Yesterday was just another day in Trumplandia

October 9, 2020

Yesterday was just another day in Trumplandia, and Trump continued to remind me why I’m voting for Biden.

Midday, Trump released a video message to seniors, a demographic he is failing badly with, in which he spoke in front of a green-screened White House. His message makes it clear why he’s failing with seniors: “We’re taking care of our seniors. You’re not vulnerable, but they like to say ‘the vulnerable,’ but you’re the least vulnerable, but for this one thing you are the vulnerable.” They could have done another take! Does no one on his team dare tell him that he makes no sense?

Trump called in to Hannity’s propaganda hour last night and rasped his way through 30 minutes of nonsense that even seemed to leave Hannity confused. Hannity asked him three separate times when his last Covid test was to see if he’s no longer contagious, and Trump literally coughed his way through his evasion.

Maybe it was his meds talking, but Trump also rambled on to Hannity about how Democrats want to “take buildings down and rebuild them…with tiny little windows so you can’t see the light” and how Democrats in California “sent millions of gallons of water out to sea because they want to take care of certain little tiny fish that aren’t doing well without water.”

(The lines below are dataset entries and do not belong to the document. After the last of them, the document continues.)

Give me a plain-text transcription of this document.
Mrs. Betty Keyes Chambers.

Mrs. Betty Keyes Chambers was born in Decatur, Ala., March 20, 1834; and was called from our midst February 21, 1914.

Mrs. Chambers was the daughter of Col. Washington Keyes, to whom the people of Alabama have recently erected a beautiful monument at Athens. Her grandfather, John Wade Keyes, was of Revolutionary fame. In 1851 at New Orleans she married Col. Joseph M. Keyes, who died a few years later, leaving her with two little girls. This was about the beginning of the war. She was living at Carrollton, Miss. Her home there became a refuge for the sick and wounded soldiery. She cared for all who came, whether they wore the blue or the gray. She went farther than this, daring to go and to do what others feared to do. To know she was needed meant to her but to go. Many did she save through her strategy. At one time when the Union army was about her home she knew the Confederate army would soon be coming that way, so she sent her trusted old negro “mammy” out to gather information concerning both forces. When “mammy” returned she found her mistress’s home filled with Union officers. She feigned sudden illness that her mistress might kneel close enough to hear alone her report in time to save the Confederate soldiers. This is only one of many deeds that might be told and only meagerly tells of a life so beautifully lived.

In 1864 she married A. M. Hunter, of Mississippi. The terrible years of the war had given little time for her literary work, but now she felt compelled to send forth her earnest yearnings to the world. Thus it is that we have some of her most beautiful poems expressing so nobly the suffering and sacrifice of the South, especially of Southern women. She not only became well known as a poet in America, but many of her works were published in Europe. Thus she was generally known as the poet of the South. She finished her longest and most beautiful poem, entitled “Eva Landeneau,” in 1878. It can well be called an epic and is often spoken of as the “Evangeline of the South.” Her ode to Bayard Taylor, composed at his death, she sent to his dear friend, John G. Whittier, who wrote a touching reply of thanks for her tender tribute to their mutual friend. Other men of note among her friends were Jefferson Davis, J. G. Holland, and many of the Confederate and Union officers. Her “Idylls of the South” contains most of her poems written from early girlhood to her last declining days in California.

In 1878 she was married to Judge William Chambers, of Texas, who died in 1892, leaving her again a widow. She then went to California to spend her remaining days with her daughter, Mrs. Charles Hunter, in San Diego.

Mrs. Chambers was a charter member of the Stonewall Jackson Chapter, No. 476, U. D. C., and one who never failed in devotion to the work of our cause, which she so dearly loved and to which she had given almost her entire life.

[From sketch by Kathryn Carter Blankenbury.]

He told Hannity that “when you buy something, you have to have voter ID” and that if Biden is elected “the suburbs are going to fall,” “the American Dream is destroyed,” and “our country will be a 9th world country, not a 3rd world country.”

Earlier in the day, in a wide ranging telephone “interview” with Fox Business host Maria Bartiromo, Trump revealed his lack of understanding of science and viruses: he referred to the coronavirus as “a tiny little microscopic piece of dust and it gets into your nose or your mouth or your eye, frankly, or something else or you touch something.” But, hey, America, don’t worry, Trump assures us that “when you catch it, you get better and then you’re immune.” Unless, of course, you die.

We even learned that Trump wants his Attorney General Bill Barr to prosecute his political rivals Obama and Biden and is mad that he won’t, and that Trump is mad that his Secretary of State Mike Pompeo is somehow hiding Hillary Clinton’s missing emails.

Trump called Kamala Harris a “monster” and a “communist” who “wants to open up the borders to allow killers and murderers and rapists to pour into our country.” And he painted this picture of our future under Biden: “This country will go to hell, your taxes will double and triple and quadruple. Your stock markets will crash, we’ll have a depression, the likes of which we’ve never seen before.”

I think the best thing he said yesterday was this: “I’m a perfect physical specimen and I’m extremely young.” Even Maria Bartiromo couldn’t suppress her laugh on that one.

Republicans, is this really who you want speaking for you?